Funktion und Aufbau von Kellerabschrankungen
Kellerabschrankungen bilden einzelne Abteile innerhalb gemeinsamer Untergeschosse. Sie trennen private oder betriebliche Lagerflächen voneinander, ohne daraus vollwertige Innenräume mit massivem Wandaufbau zu machen. Typisch sind modulare Elemente, die zwischen Boden, Decke und bestehenden Wänden montiert werden und mit einer zugehörigen Tür ein abgeschlossenes Abteil ergeben. Je nach System stehen Sichtschutz, Luftzirkulation, Robustheit oder einfache Kontrolle des Inhalts unterschiedlich im Vordergrund.

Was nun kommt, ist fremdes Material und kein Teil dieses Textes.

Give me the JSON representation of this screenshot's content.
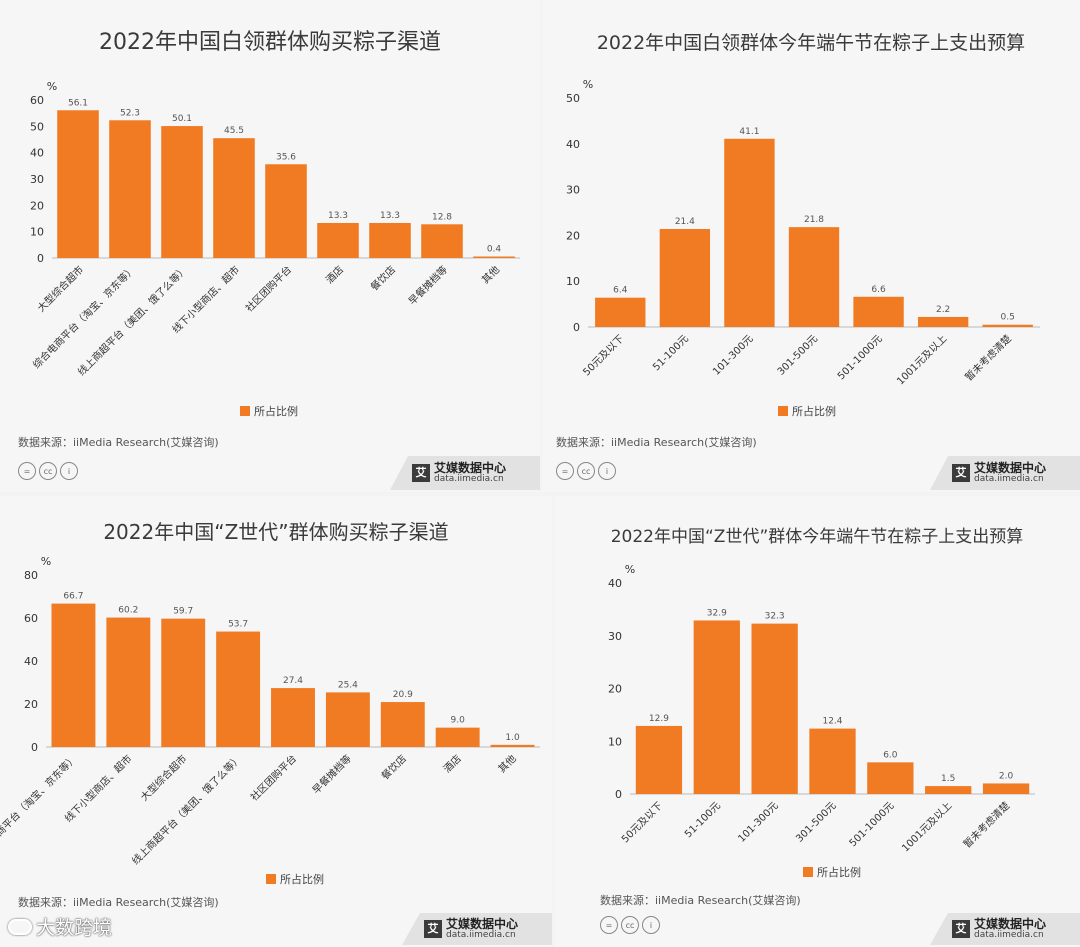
{
  "colors": {
    "bar": "#f07b22",
    "axis": "#bbbbbb"
  },
  "source_text": "数据来源：iiMedia Research(艾媒咨询)",
  "legend_label": "所占比例",
  "brand": {
    "name": "艾媒数据中心",
    "url": "data.iimedia.cn",
    "logo_char": "艾"
  },
  "cc_icons": [
    "=",
    "cc",
    "i"
  ],
  "watermark": "大数跨境",
  "chart_data": [
    {
      "type": "bar",
      "title": "2022年中国白领群体购买粽子渠道",
      "unit": "%",
      "ylim": [
        0,
        60
      ],
      "yticks": [
        0,
        10,
        20,
        30,
        40,
        50,
        60
      ],
      "categories": [
        "大型综合超市",
        "综合电商平台（淘宝、京东等）",
        "线上商超平台（美团、饿了么等）",
        "线下小型商店、超市",
        "社区团购平台",
        "酒店",
        "餐饮店",
        "早餐摊档等",
        "其他"
      ],
      "values": [
        56.1,
        52.3,
        50.1,
        45.5,
        35.6,
        13.3,
        13.3,
        12.8,
        0.4
      ],
      "value_labels": [
        "56.1",
        "52.3",
        "50.1",
        "45.5",
        "35.6",
        "13.3",
        "13.3",
        "12.8",
        "0.4"
      ],
      "series": [
        {
          "name": "所占比例"
        }
      ]
    },
    {
      "type": "bar",
      "title": "2022年中国白领群体今年端午节在粽子上支出预算",
      "unit": "%",
      "ylim": [
        0,
        50
      ],
      "yticks": [
        0,
        10,
        20,
        30,
        40,
        50
      ],
      "categories": [
        "50元及以下",
        "51-100元",
        "101-300元",
        "301-500元",
        "501-1000元",
        "1001元及以上",
        "暂未考虑清楚"
      ],
      "values": [
        6.4,
        21.4,
        41.1,
        21.8,
        6.6,
        2.2,
        0.5
      ],
      "value_labels": [
        "6.4",
        "21.4",
        "41.1",
        "21.8",
        "6.6",
        "2.2",
        "0.5"
      ],
      "series": [
        {
          "name": "所占比例"
        }
      ]
    },
    {
      "type": "bar",
      "title": "2022年中国“Z世代”群体购买粽子渠道",
      "unit": "%",
      "ylim": [
        0,
        80
      ],
      "yticks": [
        0,
        20,
        40,
        60,
        80
      ],
      "categories": [
        "综合电商平台（淘宝、京东等）",
        "线下小型商店、超市",
        "大型综合超市",
        "线上商超平台（美团、饿了么等）",
        "社区团购平台",
        "早餐摊档等",
        "餐饮店",
        "酒店",
        "其他"
      ],
      "values": [
        66.7,
        60.2,
        59.7,
        53.7,
        27.4,
        25.4,
        20.9,
        9.0,
        1.0
      ],
      "value_labels": [
        "66.7",
        "60.2",
        "59.7",
        "53.7",
        "27.4",
        "25.4",
        "20.9",
        "9.0",
        "1.0"
      ],
      "series": [
        {
          "name": "所占比例"
        }
      ]
    },
    {
      "type": "bar",
      "title": "2022年中国“Z世代”群体今年端午节在粽子上支出预算",
      "unit": "%",
      "ylim": [
        0,
        40
      ],
      "yticks": [
        0,
        10,
        20,
        30,
        40
      ],
      "categories": [
        "50元及以下",
        "51-100元",
        "101-300元",
        "301-500元",
        "501-1000元",
        "1001元及以上",
        "暂未考虑清楚"
      ],
      "values": [
        12.9,
        32.9,
        32.3,
        12.4,
        6.0,
        1.5,
        2.0
      ],
      "value_labels": [
        "12.9",
        "32.9",
        "32.3",
        "12.4",
        "6.0",
        "1.5",
        "2.0"
      ],
      "series": [
        {
          "name": "所占比例"
        }
      ]
    }
  ]
}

Einsatzbereiche in Wohn- und Mischnutzungsbauten
Am häufigsten werden Kellerabschrankungen in Mehrfamilienhäusern eingesetzt, wo jedem Nutzungs- oder Mietobjekt ein separates Kellerabteil zugeordnet wird. Sie kommen auch in Überbauungen, Wohnheimen oder gemischt genutzten Gebäuden vor, wenn zusätzliche Lagerzonen im Untergeschoss organisiert werden müssen. Relevant sind dabei vorhandene Stützen, Leitungsführungen, Lüftungskanäle, unregelmässige Grundrisse und Fluchtwege, da die Abteile in bestehende Kellerräume eingepasst werden. In Sanierungen werden Systeme oft nachträglich in offene Kellerflächen integriert.
Übliche Ausführungen und konstruktive Unterschiede
Kellerabschrankungen werden in offenen, teilgeschlossenen oder stärker sichtgeschützten Ausführungen realisiert. Offene Varianten mit Gitter- oder ähnlich durchlässigen Flächen begünstigen die Belüftung und erleichtern die Übersicht im gemeinsamen Kellerbereich. Geschlossenere Lösungen reduzieren Einblick und Staubübertrag, erfordern aber eine sorgfältige Abstimmung mit der Belüftung des Raums. Unterschiede bestehen zudem bei Türbreiten, Schliessmöglichkeiten, Elementhöhen, Eckausbildungen sowie bei der Anpassung an Dachuntersichten, Installationen oder bestehende Mauervorsprünge.
Abgrenzung zu anderen mobilen Wandsystemen
Innerhalb der Hierarchie der mobilen Wände sind Kellerabschrankungen auf die Abtrennung von Lagerabteilen im Untergeschoss ausgerichtet. Sie unterscheiden sich von mobilen Trennwänden, Faltwänden oder Schiebewänden, die Räume temporär oder flexibel gliedern. Gegenüber Gittertrennwand-Systemen ist der Anwendungsfall enger: Kellerabschrankungen beziehen sich in der Regel auf Kellerabteile in Wohn- und Mischnutzungsbauten, während Gittertrennwand-Systeme auch in Archiven, Technikbereichen, Lagerzonen oder betrieblichen Nebenräumen eingesetzt werden. Diese Einordnung beeinflusst Planung, Elementaufteilung und die Anforderungen an Tür- und Schliesslösungen.